Our primary product line; Nature’s Gate- includes over 200 products for hair, skin care, oral care, deodorants, and sun care products. Our Chatsworth facility houses the research and development full-service laboratory, principal manu-facturing (compounding, silk screening, labeling and hot-stamping, warehouse for ingredient and product inventory, shipping/receiving), including approved alcohol filling facility, and in-house design services.

Levlad also offers private label manufacturing dedicated to providing US and Global marketers with innovative, over the counter, natural, and personal care products.

~JOB DESCRIPTION~

The Quality Control Manager is responsible for the Analytical and Microbiology Lab areas of our cosmetic OTC drug manufacturing facility. This individual will supervise the activities of the Chemistry and Microbiology Quality Control Laboratories to ensure testing and disposition of product in accordance with product specific quality control procedures and company policies and procedures; assist in the maintenance of company policies and procedures to ensure compliance with regulatory requirements; and operate in accordance with company policies and procedures, USP, and FDA Drug Regulations, where applicable.

Responsibilities:

• Directly supervise and schedule the work activities of laboratory personnel engaged in chemistry and microbiology testing to assure that products and processes meet company, customer and regulatory requirements/standards.
• Manage method development and validation activities for analytical methods and laboratory procedures for chemical and microbial testing in compliance with regulatory, company and customer requirements.
• Responsible for analysis of all raw materials, in-process materials, final product and stability studies.
• Develop and write SOP’s.
• Oversee and maintain lab equipment maintenance and calibration.
• Review and approve completed analytical documentation for laboratory work. Complete and submit certificates of analysis for all work completed by the analytical and microbiology laboratories.
• Maintain training program for laboratory personnel to assure compliance with laboratory safety and good laboratory practices.
• Review, investigate, document, report and assist in the identification of Out of Specification (OOS) results and product non conformances.

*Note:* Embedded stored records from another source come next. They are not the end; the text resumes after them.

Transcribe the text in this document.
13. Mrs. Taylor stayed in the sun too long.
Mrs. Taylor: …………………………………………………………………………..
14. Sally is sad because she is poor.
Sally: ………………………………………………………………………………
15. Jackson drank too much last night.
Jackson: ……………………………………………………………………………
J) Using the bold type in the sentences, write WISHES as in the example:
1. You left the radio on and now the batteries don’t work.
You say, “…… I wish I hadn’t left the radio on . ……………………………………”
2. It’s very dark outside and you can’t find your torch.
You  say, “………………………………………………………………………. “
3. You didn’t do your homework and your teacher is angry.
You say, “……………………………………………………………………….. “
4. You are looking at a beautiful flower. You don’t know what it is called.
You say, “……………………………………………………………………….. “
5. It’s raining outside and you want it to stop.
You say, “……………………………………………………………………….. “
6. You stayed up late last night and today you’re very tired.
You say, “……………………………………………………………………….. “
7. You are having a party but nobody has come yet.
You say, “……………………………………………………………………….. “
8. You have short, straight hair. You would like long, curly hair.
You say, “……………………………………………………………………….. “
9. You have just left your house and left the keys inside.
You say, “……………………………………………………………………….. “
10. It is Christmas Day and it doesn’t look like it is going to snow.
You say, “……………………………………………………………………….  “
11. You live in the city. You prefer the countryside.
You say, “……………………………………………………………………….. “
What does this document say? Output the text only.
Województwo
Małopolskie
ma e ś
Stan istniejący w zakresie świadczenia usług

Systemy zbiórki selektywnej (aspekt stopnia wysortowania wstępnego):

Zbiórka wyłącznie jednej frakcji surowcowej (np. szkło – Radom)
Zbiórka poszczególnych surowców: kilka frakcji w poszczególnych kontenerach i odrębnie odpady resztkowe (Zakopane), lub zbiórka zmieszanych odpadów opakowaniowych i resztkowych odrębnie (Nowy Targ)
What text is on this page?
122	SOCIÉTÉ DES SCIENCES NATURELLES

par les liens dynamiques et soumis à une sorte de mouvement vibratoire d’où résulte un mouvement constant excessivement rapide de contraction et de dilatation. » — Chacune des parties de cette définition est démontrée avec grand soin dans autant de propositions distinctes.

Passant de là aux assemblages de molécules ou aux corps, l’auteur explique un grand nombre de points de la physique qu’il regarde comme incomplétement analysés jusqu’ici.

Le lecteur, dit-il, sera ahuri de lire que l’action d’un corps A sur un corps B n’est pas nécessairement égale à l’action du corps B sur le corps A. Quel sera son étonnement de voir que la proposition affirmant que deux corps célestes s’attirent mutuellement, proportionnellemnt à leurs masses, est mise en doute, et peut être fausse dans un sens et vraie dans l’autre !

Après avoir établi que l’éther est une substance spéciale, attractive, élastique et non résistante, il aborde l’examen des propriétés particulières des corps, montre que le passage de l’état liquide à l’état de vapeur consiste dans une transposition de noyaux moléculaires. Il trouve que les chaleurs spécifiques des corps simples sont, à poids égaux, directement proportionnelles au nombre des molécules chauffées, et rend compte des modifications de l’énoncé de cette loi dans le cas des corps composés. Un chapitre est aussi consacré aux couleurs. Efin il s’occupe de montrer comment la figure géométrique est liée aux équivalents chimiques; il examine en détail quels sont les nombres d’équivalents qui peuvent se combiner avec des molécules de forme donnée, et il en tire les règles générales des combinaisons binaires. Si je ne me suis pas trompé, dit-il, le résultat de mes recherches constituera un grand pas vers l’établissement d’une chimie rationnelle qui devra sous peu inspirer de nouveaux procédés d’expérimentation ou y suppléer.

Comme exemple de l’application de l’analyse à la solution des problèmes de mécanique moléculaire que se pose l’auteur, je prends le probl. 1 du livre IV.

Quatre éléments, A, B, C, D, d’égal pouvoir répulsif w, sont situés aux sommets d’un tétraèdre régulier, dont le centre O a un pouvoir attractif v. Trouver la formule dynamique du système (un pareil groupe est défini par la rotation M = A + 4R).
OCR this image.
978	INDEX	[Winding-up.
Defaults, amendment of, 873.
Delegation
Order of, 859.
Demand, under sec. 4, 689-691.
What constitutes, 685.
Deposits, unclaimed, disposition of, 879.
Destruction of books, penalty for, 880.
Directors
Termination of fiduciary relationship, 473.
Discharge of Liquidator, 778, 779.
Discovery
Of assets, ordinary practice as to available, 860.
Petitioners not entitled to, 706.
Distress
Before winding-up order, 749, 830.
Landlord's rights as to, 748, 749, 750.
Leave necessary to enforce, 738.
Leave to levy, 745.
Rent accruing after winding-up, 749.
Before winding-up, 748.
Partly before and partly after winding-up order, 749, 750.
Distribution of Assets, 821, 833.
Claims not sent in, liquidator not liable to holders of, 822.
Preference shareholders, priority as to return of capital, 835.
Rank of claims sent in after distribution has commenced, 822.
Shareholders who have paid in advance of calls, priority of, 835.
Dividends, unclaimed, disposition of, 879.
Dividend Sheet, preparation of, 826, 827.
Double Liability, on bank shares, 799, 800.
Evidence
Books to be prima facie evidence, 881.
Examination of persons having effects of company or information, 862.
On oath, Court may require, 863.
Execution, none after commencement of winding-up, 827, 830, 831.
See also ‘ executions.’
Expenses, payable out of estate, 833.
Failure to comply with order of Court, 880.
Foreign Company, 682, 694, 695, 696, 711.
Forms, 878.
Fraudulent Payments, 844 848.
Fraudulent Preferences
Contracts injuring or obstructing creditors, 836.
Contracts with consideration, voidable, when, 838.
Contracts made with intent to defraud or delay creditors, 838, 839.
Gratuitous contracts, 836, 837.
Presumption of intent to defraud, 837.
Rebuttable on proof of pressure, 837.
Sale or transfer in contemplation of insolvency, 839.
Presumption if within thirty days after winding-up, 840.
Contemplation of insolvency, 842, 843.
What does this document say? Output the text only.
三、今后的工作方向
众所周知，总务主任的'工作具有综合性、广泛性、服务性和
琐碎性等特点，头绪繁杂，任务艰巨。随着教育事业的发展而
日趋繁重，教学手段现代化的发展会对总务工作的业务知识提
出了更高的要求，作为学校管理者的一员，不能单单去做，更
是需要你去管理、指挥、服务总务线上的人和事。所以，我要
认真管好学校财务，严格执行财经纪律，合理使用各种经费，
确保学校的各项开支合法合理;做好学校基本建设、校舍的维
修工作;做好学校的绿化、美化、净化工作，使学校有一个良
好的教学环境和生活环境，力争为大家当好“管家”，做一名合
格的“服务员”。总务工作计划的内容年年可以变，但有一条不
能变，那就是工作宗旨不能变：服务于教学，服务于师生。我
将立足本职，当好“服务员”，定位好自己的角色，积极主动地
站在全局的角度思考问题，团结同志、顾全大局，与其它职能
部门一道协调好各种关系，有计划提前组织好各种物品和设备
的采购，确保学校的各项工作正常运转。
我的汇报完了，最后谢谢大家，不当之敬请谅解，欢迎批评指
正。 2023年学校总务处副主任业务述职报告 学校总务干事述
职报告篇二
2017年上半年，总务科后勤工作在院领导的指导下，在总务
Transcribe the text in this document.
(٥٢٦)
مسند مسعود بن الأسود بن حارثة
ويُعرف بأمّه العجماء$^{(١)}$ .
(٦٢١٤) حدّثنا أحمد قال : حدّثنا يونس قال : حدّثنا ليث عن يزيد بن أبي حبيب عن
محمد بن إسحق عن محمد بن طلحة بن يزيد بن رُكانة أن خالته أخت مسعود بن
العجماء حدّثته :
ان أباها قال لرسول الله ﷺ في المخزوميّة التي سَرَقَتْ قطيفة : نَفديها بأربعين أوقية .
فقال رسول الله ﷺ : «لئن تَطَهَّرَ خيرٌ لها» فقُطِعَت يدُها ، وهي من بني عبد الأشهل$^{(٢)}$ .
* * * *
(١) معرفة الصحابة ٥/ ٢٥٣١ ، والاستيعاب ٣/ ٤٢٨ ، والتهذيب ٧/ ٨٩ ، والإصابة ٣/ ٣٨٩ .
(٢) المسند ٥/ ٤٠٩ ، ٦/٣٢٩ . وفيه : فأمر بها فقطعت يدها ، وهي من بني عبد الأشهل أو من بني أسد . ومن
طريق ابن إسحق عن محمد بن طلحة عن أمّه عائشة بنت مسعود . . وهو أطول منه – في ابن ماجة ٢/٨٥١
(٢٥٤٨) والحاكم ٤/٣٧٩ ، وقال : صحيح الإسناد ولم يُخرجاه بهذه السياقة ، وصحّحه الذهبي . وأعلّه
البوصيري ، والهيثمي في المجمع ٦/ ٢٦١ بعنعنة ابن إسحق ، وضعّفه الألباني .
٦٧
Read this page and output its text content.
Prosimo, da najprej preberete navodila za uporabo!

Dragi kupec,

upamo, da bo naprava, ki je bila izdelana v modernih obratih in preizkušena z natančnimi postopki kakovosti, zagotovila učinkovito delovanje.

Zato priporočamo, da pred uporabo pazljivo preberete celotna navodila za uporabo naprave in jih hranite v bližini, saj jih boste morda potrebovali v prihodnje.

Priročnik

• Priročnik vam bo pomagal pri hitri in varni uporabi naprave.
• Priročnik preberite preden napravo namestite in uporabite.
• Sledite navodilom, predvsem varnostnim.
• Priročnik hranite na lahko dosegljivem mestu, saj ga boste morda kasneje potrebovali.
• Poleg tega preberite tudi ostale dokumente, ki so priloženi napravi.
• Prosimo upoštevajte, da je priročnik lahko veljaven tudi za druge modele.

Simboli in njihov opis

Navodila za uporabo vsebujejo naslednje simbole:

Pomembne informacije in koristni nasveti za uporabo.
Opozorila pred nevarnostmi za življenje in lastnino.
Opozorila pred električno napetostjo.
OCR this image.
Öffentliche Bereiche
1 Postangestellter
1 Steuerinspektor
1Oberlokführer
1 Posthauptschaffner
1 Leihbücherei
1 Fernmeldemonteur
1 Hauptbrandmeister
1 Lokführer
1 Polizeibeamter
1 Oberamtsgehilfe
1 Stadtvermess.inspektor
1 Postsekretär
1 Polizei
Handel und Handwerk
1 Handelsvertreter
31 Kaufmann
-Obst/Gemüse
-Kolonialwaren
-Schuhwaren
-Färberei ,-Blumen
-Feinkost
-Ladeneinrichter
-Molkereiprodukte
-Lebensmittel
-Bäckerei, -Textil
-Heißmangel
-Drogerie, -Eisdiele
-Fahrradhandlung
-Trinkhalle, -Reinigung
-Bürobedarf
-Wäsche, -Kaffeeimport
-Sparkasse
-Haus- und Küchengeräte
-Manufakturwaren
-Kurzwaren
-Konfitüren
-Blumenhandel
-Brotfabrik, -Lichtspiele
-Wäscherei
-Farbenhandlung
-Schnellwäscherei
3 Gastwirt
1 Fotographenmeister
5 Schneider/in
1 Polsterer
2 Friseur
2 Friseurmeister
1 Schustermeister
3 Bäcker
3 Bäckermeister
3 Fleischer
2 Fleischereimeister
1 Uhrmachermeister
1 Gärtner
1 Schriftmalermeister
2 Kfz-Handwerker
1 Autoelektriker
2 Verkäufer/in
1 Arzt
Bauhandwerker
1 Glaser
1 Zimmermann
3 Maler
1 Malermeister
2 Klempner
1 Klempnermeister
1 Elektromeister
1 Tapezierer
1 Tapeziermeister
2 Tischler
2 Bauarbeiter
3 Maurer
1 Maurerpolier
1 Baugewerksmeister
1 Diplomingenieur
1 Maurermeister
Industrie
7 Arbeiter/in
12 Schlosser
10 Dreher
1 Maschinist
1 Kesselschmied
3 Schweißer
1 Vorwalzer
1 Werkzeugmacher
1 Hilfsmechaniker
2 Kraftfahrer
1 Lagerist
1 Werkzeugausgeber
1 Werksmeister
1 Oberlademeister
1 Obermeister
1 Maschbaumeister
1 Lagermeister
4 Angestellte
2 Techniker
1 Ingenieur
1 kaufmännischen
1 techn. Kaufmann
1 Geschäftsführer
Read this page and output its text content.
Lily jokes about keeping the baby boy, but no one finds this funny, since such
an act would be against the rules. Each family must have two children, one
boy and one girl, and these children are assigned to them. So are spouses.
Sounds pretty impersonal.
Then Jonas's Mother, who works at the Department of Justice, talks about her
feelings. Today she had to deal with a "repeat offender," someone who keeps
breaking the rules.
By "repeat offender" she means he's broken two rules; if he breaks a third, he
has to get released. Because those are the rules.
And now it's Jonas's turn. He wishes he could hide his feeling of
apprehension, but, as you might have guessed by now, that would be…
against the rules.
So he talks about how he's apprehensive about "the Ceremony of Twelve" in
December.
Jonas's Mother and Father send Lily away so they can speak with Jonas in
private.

Assist with corrective actions.
• Track and monitor key process indicators related to the laboratories and implement programs to increase department and company awareness and knowledge of product non conformities.

Education/Qualifications:

Proven, hands on experience with HPLC, GC, FTIR, UV/VIS instrumentation and USP methods.
5 to 8 years of analytical experience in drug actives testing of cosmetic products.
3 to 5 years of experience of managing a laboratory staff, deadlines and budgets.
Knowledge of and training in GLP, GMP, and USP regulations.
BS or MS in Chemistry, Biochemistry or other area of scientific study is required.

• Location: Chatsworth
• Compensation: DOE
• Principals only. Recruiters, please don’t contact this job poster.
• Please, no phone calls about this job!
• Please do not contact job poster about other services, products or commercial interests.